Admittedly, this is an out-of-the-box take. Griffin was an odd signing. I get that there’s some connection there between Dan Campbell and Griffin, and I also get that the Lions coaching staff is good at mining out good performances out of players who have been otherwise forgotten elsewhere, but what can Griffin do that Brock Wright can’t?
He’s been limited as a blocker at the NFL level, and he’s shown even less as a receiver. With rookie fifth-round pick James Mitchell coming on with the ability to do just about everything under the sun and Wright showing some talent in 2021, I just don’t see how Griffin sticks around. I’m prepared to be wrong about this one.
I know it’s sad. I like Okwara a lot. Here’s the issue. He’s going to be 27 next month and is coming off an Achilles injury. He had a great 2020 season, but other than that, Okwara has struggled to catch on elsewhere. I want him to stay in Detroit and I hope he does, but the tea leaves really show that this might not be the end result.
The Lions just went crazy on pass rushers in the draft. They picked Aidan Hutchinson, Josh Paschal and James Houston. They also re-signed Charles Harris after a big year and have Michael Brockers and Levi Onwuzurike on the roster too. The latter is expected to have a bigger role after Lions defensive line coach Todd Wash raved about him being in tremendous shape last week. There’s also Romeo’s younger brother Julian. he’s been coming along as well.

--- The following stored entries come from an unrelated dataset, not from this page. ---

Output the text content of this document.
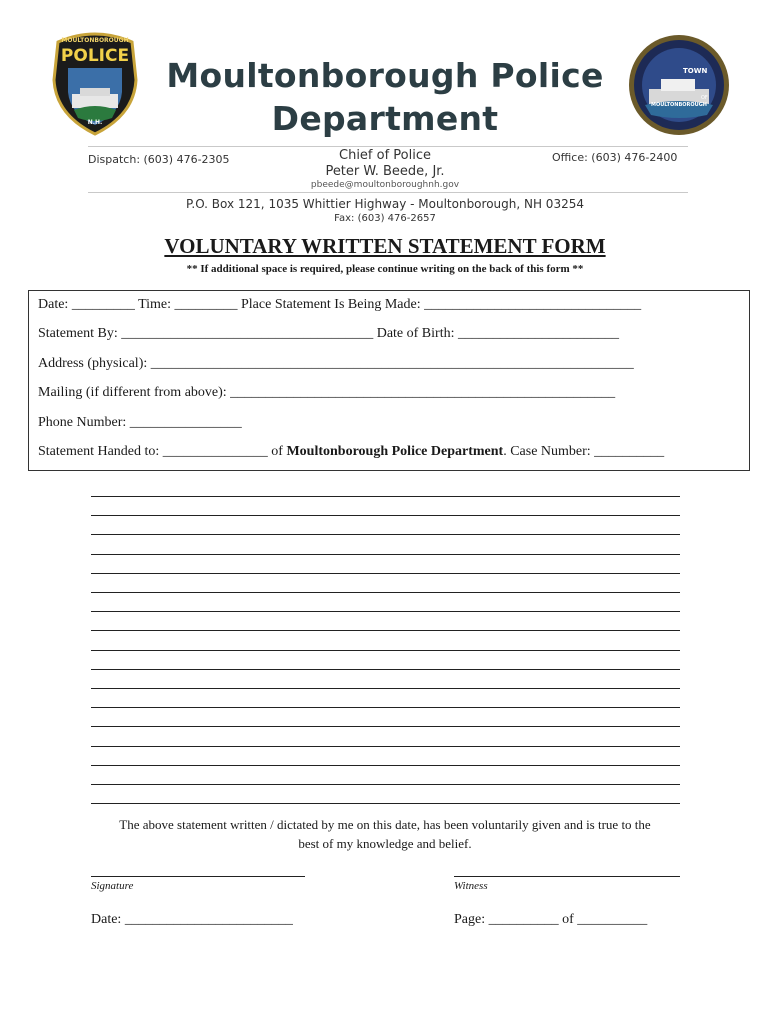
MOULTONBOROUGH
POLICE
N.H.
TOWN
OF
MOULTONBOROUGH
Moultonborough Police
Department
Dispatch: (603) 476-2305	Office: (603) 476-2400
Chief of Police
Peter W. Beede, Jr.
pbeede@moultonboroughnh.gov
P.O. Box 121, 1035 Whittier Highway - Moultonborough, NH 03254
Fax: (603) 476-2657
VOLUNTARY WRITTEN STATEMENT FORM
** If additional space is required, please continue writing on the back of this form **
Date: _________ Time: _________ Place Statement Is Being Made: _______________________________
Statement By: ____________________________________ Date of Birth: _______________________
Address (physical): _____________________________________________________________________
Mailing (if different from above): _______________________________________________________
Phone Number: ________________
Statement Handed to: _______________ of Moultonborough Police Department. Case Number: __________
The above statement written / dictated by me on this date, has been voluntarily given and is true to the
best of my knowledge and belief.
Signature	Witness
Date: ________________________	Page: __________ of __________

The final problem for Okwara is that he costs a lot of money. Okwara has a $14.5 million dollar cap hit in 2022 and another one of the same amount in 2023. The Lions are definitely tied to Okwara in 2022 because he would cost more in cap space off the team than on it. But Detroit could clear $7.5 million in space next year if they don’t view Okwara as an asset anymore—and with some up-and-coming edge defenders on the squad, that could very well be the case.